Les résultats obtenus par BVA réservent quelques surprises. Si une bonne majorité estime que le pouvoir actuel n'est pas assez juste, près de 6 répondant sur 10 déclarent qu'il y a trop d'aides sociales en France. Ils se retrouvent dans les propos de Gérald Darmain qui avait déclaré "qu'il y avait trop d'aides sociales en France". Dans l'échantillon retenu, ce sont surtout les plus âgés (65 ans et plus : 68%) et les plus aisés (foyers ayant des revenus mensuels de 3.500 euros et plus : 67%) qui se retrouvent dans cette perception.

L'organisme de sondages note également qu'il existe sur ce point un vrai clivage sur la question du nombre d'aides. 71% des sympathisants de La République en Marche, 92% des sympathisants Les Républicains et 76% des sympathisants du Front national estiment qu'il y a trop d'aides sociales en France, quand les sympathisants de la gauche sont moins d'un quart à adhérer à cette idée (24%, PS : 17%, LFI : 26%).

Pas de solution majoritaire

Interrogés sur les possibles leviers à activer pour réaliser des économies, les Français sont loin d'être unanimes.

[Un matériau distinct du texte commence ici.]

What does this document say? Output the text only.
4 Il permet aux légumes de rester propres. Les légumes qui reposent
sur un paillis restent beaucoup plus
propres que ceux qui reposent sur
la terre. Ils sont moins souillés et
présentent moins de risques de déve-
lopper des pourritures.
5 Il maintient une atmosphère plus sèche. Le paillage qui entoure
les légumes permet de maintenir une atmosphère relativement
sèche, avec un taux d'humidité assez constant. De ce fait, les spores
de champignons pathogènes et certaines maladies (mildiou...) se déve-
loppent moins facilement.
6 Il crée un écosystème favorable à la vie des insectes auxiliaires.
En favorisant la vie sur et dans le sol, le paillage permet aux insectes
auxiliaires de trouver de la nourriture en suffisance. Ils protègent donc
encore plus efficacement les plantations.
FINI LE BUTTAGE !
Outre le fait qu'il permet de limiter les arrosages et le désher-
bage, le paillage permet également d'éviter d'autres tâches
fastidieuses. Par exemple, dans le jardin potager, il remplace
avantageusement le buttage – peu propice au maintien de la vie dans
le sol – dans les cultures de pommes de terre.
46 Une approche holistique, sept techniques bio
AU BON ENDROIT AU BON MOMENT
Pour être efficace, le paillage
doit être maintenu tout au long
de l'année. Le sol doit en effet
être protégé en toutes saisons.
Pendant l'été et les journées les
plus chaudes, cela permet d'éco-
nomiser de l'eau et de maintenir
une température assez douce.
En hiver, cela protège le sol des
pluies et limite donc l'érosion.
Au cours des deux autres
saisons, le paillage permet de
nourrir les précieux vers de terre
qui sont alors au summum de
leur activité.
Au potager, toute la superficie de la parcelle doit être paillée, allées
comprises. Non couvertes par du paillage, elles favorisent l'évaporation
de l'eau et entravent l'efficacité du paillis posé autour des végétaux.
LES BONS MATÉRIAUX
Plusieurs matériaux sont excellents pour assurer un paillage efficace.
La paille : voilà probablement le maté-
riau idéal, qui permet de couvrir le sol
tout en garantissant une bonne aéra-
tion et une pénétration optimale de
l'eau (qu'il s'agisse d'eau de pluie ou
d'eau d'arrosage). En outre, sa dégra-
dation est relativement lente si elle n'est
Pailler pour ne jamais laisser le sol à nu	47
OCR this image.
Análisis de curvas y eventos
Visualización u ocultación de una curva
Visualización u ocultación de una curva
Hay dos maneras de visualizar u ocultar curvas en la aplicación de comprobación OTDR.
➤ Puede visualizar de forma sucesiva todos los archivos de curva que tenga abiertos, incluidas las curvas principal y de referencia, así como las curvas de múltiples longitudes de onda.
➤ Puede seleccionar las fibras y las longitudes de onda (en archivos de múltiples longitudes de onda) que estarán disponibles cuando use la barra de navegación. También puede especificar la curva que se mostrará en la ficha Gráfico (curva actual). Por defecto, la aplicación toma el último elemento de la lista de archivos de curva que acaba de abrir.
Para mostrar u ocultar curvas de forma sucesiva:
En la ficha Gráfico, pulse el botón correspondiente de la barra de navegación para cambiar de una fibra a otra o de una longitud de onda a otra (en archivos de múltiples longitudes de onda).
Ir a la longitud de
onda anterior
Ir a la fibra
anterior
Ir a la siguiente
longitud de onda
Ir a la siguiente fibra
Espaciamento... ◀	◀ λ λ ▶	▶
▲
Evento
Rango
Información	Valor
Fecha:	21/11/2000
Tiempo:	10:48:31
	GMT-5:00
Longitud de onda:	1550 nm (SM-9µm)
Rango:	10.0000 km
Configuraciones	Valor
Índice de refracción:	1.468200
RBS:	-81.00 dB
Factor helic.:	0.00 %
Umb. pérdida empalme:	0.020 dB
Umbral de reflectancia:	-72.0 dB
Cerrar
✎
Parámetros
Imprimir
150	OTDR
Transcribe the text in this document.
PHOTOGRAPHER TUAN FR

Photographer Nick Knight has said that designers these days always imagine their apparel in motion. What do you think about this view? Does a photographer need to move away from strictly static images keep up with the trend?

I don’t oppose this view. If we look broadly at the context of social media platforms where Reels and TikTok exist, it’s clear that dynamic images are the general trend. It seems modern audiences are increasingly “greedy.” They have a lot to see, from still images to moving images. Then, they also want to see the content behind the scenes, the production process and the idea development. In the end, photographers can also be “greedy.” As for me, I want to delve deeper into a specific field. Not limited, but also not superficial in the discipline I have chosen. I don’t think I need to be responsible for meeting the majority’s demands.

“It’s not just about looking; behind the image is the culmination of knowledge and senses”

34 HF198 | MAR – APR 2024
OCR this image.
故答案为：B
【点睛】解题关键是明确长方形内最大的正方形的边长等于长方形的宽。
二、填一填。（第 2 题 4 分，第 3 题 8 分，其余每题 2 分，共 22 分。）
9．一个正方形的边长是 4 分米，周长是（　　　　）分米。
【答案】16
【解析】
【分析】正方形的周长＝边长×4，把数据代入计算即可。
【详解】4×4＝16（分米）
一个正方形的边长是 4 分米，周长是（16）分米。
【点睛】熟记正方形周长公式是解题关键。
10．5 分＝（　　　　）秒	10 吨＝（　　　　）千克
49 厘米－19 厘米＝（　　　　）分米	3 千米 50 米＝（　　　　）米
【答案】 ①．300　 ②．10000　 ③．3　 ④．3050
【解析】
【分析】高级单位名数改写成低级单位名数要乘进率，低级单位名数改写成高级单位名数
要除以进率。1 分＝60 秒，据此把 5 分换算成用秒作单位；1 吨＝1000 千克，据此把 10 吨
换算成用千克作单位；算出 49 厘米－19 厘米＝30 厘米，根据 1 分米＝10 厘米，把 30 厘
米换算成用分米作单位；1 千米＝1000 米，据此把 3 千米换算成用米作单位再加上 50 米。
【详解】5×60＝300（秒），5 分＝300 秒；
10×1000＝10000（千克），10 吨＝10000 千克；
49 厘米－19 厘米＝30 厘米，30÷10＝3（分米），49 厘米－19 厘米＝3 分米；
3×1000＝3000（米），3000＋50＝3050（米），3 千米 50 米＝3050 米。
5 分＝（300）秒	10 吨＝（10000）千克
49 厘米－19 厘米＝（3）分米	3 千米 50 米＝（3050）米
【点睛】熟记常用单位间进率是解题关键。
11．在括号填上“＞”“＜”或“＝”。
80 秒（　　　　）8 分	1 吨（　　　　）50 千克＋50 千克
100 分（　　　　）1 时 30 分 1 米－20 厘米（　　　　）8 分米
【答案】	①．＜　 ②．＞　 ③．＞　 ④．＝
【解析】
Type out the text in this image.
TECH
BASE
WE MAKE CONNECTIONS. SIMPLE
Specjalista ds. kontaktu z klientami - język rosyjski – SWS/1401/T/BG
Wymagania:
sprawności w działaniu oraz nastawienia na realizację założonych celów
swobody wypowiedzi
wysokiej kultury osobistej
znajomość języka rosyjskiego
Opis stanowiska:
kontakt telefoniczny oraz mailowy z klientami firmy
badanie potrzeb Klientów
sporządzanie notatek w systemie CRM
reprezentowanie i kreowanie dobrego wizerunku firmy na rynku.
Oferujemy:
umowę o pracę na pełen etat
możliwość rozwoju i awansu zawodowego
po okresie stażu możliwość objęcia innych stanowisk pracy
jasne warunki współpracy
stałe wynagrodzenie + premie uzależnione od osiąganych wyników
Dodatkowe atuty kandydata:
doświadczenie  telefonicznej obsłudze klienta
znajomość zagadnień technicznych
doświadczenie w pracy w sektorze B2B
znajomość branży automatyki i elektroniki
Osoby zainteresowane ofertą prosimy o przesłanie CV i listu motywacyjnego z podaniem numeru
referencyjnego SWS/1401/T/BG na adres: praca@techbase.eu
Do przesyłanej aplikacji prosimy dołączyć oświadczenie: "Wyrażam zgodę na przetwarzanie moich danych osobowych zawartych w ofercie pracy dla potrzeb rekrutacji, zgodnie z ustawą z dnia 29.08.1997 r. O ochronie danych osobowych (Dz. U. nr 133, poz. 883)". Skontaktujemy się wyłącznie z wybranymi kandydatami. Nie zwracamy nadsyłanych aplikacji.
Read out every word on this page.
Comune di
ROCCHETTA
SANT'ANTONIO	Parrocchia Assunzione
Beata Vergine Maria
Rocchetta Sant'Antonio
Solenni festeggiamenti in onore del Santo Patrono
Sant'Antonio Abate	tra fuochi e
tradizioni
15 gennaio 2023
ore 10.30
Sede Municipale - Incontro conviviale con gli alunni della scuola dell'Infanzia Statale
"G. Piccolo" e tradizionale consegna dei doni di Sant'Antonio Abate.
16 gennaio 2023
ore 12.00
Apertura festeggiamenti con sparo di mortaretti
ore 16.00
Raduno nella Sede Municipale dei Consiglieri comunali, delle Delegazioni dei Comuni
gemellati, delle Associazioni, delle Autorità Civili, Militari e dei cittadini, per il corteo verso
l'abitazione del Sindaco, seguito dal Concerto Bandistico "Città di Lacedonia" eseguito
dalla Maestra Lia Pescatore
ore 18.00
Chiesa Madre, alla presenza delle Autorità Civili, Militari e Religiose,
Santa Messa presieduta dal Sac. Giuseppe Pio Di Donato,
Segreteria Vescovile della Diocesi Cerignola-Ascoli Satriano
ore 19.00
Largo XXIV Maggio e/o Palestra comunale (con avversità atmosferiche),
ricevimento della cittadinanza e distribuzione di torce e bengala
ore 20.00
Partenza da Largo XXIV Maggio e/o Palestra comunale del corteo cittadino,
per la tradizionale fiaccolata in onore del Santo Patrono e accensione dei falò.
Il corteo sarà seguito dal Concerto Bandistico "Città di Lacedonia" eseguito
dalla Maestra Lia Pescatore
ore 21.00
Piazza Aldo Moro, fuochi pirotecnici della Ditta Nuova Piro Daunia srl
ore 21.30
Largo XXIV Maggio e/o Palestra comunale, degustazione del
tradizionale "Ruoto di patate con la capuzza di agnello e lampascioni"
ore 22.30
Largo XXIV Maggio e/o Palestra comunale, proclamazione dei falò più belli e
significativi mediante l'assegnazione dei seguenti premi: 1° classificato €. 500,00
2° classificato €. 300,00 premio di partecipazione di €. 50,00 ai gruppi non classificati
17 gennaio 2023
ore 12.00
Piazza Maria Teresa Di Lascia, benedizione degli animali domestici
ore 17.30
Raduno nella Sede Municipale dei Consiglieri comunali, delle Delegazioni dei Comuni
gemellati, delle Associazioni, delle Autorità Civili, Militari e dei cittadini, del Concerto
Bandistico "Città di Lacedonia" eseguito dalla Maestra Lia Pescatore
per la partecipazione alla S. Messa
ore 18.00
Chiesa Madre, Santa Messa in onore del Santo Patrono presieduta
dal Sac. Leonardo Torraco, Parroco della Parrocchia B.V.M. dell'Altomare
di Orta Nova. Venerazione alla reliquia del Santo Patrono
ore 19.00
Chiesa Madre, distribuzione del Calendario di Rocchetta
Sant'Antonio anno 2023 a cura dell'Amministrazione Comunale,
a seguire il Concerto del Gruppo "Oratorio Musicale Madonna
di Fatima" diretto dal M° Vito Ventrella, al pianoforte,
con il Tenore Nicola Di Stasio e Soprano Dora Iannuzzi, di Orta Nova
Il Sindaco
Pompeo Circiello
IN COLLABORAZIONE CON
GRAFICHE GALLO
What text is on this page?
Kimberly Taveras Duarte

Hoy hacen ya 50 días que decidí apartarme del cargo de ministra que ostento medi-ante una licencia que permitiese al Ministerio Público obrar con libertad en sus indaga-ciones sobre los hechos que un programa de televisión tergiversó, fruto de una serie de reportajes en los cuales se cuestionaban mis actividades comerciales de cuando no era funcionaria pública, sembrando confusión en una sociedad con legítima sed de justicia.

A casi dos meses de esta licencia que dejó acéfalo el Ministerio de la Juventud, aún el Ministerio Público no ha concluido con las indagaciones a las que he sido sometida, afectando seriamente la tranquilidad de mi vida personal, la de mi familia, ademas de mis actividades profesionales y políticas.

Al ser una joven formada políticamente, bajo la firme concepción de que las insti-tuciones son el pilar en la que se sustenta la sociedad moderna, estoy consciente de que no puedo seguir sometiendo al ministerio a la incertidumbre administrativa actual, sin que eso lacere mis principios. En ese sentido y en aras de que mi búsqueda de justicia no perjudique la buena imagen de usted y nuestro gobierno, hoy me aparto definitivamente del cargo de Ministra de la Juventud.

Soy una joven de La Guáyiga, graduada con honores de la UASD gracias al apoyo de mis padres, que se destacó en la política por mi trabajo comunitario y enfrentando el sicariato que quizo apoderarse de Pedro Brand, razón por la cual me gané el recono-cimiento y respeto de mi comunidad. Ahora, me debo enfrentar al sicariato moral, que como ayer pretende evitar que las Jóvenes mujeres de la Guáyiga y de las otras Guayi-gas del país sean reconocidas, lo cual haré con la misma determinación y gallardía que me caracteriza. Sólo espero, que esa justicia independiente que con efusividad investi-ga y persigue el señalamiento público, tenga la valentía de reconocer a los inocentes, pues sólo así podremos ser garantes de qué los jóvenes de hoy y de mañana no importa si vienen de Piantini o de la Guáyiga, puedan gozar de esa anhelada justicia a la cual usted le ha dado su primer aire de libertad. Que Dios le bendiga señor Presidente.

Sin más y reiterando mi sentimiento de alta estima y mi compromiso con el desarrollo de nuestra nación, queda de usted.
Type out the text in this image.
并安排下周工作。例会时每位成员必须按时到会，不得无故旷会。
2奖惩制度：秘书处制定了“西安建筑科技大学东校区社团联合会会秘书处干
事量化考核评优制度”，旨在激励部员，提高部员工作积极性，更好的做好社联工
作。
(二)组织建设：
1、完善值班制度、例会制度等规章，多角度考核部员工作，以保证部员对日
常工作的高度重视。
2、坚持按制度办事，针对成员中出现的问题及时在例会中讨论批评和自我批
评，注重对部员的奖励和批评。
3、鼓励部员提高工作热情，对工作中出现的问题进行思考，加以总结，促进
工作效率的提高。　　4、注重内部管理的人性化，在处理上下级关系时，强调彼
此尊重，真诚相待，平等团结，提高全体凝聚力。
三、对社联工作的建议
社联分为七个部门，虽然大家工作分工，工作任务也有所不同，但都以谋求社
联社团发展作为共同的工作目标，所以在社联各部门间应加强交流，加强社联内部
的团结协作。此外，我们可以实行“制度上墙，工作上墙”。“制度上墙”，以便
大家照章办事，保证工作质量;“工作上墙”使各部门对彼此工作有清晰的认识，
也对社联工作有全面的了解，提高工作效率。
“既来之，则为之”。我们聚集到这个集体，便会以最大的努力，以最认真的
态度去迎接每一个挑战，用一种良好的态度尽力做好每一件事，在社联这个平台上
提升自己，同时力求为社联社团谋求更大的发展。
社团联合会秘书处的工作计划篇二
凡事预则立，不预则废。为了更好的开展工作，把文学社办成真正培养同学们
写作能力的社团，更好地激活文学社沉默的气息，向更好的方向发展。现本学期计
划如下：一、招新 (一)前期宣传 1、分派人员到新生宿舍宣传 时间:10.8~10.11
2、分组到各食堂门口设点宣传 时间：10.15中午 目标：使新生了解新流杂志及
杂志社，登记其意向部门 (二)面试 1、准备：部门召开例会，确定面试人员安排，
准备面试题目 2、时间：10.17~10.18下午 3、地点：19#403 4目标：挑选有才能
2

Pour 44% des répondants, il faudrait davantage baisser le nombre de bénéficiaires. Cette option est surtout citée par les partisans du parti de Marine Le Pen (73%) et chez les proches Les Républicains (54%) mais aussi les 35-49 ans (50%) et les 50-64 ans (48%).

Pour 30% des interrogés, il faudrait réduire la durée des aides sociales. Une proposition choisie par 47% des moins de 35 ans, 48% des sympathisants LREM et 45% des sympathisants du Parti socialiste. Enfin pour 9% seulement, il faudrait diminuer les montants perçus.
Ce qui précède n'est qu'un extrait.